Great idea + Brick Wall = Waaaaaa!
So here's my thinking behind the Great-Idea brick wall. You get a Great Idea: a writing idea, a new biz venture or a breakout thought that will solve some age-old problem. Hooray for creative bright ideas! Hooray for resourceful you!
And then the brick wall goes up. Or the air goes out of your sail. To mix even more metaphors--you want to run screaming from the room of your great idea.
The other day I was excited about something--it could have been research that relates to a business venture or a writing project. There were action-items, I could see the end-result, I felt committed, knowing I could take action on them soon... and then ... WHAM.
The brick wall again. I love getting all juiced up on a Great Idea as long as I am in no place to have to actually do anything. Like, in a car or an airplane, in bed or weeks away from a deadline.
This seems to be the formula: Great Idea comes in. Celebrate! For days--exhalting in said Great Idea. Then find self standing in front of the Great Wall of Idea Deaths and run dejectedly home. Then, after dust settles, come up with a new Great Idea. Celebrate, hit wall, abandon, repeat.
Here's a story with an imbedded solution:
I like to think about what the writer Ron Carlson once said at an AWP conference. So, he starts a novel. He writes the first paragraph of the first page. It's magnificent. He's so happy. He's on his way! Good job writer, high fives all around, etc. So what does the writer do next?

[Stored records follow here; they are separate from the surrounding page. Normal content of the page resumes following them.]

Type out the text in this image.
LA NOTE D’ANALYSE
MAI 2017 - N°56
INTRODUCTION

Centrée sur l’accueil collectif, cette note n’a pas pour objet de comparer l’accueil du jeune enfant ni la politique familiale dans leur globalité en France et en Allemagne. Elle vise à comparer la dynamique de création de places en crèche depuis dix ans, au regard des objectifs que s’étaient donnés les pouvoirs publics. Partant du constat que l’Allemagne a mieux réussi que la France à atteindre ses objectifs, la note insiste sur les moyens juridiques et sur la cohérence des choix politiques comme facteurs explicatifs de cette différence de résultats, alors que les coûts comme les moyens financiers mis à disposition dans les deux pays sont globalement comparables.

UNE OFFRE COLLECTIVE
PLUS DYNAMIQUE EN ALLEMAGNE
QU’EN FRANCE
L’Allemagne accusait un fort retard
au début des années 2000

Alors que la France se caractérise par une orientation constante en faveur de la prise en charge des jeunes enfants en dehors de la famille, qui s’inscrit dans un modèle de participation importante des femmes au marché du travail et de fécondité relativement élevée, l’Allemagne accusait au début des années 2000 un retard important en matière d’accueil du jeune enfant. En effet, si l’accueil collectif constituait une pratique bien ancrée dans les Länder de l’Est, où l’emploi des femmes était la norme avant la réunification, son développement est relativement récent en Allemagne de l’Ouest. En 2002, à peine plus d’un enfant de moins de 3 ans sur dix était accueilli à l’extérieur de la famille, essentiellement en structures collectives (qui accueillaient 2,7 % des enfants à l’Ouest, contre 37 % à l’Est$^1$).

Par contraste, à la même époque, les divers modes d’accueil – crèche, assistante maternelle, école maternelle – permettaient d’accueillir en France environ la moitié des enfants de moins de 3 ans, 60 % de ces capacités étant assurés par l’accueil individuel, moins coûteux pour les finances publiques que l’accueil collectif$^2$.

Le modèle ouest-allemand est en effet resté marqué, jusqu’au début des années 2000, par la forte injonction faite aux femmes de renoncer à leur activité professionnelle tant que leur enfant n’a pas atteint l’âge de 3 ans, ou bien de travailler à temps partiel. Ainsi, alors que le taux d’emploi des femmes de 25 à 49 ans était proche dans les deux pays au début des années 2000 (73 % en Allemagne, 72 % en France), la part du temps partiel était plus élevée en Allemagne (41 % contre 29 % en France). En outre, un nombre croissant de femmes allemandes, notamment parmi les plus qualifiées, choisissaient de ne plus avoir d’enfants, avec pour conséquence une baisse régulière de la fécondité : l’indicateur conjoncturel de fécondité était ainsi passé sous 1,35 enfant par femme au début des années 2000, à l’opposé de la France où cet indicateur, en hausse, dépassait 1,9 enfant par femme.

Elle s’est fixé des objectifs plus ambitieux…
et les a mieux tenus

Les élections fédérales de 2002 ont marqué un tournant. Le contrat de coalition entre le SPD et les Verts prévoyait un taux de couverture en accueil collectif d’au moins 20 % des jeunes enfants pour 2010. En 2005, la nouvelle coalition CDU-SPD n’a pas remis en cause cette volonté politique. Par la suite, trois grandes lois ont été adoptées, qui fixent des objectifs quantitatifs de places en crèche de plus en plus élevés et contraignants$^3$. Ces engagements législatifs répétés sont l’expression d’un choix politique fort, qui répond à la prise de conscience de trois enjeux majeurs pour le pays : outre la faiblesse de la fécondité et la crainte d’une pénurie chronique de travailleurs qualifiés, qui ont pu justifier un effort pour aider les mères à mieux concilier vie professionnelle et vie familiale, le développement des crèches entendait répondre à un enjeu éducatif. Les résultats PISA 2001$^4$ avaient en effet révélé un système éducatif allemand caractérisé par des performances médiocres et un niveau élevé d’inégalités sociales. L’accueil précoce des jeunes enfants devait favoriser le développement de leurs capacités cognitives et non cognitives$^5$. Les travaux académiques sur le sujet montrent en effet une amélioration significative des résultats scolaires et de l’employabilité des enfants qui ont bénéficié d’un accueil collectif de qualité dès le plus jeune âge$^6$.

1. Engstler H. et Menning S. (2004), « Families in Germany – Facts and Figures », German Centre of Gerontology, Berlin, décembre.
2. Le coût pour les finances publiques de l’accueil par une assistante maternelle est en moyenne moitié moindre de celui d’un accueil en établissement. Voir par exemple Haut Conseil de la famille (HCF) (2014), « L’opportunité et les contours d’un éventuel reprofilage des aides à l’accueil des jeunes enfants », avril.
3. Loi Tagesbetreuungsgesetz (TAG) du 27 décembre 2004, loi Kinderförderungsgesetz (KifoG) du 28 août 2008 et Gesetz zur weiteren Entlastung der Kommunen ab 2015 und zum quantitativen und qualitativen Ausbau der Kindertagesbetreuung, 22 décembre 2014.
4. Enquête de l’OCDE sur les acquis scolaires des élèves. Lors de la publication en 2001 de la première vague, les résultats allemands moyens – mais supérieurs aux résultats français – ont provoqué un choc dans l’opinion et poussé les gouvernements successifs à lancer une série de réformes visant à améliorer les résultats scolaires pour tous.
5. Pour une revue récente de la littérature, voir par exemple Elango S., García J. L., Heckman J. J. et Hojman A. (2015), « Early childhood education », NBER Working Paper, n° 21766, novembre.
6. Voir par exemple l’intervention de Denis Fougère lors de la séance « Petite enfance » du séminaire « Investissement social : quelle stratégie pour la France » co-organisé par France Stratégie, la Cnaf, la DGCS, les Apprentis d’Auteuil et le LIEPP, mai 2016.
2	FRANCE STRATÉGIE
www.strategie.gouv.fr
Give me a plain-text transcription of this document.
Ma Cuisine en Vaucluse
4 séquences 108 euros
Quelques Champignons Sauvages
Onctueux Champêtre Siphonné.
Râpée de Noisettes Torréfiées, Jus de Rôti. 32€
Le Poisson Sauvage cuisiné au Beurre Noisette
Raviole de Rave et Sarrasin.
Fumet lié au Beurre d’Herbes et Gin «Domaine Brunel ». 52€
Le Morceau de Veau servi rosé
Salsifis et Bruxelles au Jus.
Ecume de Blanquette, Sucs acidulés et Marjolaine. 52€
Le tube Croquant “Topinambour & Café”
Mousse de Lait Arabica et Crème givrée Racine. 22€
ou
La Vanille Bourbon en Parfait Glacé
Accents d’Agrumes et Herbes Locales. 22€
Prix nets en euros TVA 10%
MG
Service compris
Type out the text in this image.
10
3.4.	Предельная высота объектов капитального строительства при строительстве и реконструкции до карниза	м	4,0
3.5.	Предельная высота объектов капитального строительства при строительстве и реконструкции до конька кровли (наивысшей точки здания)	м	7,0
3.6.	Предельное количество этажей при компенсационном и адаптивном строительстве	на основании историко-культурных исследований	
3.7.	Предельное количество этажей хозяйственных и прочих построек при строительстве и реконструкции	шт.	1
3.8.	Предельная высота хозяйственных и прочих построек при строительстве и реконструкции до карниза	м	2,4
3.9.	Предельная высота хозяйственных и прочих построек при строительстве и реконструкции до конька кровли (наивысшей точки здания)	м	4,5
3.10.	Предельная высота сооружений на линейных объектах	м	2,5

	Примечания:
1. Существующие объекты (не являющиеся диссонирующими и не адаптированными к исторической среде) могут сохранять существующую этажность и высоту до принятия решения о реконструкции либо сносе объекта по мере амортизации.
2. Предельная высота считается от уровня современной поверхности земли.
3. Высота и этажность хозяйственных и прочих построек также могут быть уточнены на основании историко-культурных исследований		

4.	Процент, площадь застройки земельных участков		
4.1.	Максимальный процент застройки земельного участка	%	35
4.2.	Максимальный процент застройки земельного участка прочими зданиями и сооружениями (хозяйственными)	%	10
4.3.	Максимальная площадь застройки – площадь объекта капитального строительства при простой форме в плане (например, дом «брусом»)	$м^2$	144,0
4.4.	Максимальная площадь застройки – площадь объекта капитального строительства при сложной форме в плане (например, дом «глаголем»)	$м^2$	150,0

Well, he wants to leave the room and go out and celebrate for the next decade. But instead, he does something that separates the writers from the non-writers.
He stays in the room.
I think about this when I'm filled with ambition at the idea of a new project or I write the first lines of a poem of a formidable business plan and then close the document to do a jig right out of the room.
So here's today's suggestion: Stay in the room. Even when your idea feels like too much work, impossible, crazy and you want to abandon the entire world as you know because it's too uncomfortable. Stay in the room.
Many of us hear about writers who simply show up for an hour or two to write. Some days words come, some days they are simply filling the space. But it's a really important act, their showing up. Their not leaving the room.
Sometimes showing up is the most important part of the day.
Recently I've had the privilege to speak with many people who are embarking on new projects, adventures, businesses, dreams. These new great ideas are ones they're excited about but also overwhelmed by. And staying in the room without fleeing into the streets of oncoming traffic can be challenging.
So, how can you stay in the room with your great idea, your project, your self?
Today I'm going to sit at my computer and pick away at my action items, one brick at a time. I have a motto I'm test-driving: Doing is freeing. So, I am going to sit in the room with my ideas and dreams and To Do list (oops, recently renamed Forget-me-not list) and see if the wall comes down a bit. And if I can just hang out in this room for a while.
How about you? What happens when you stay in the room of your Great Idea and dismantle the wall so you can forge ahead?
Tangent flash: I just remembered a dream last night that involved a delinquent road trip with Matt Damon and Ben Affleck!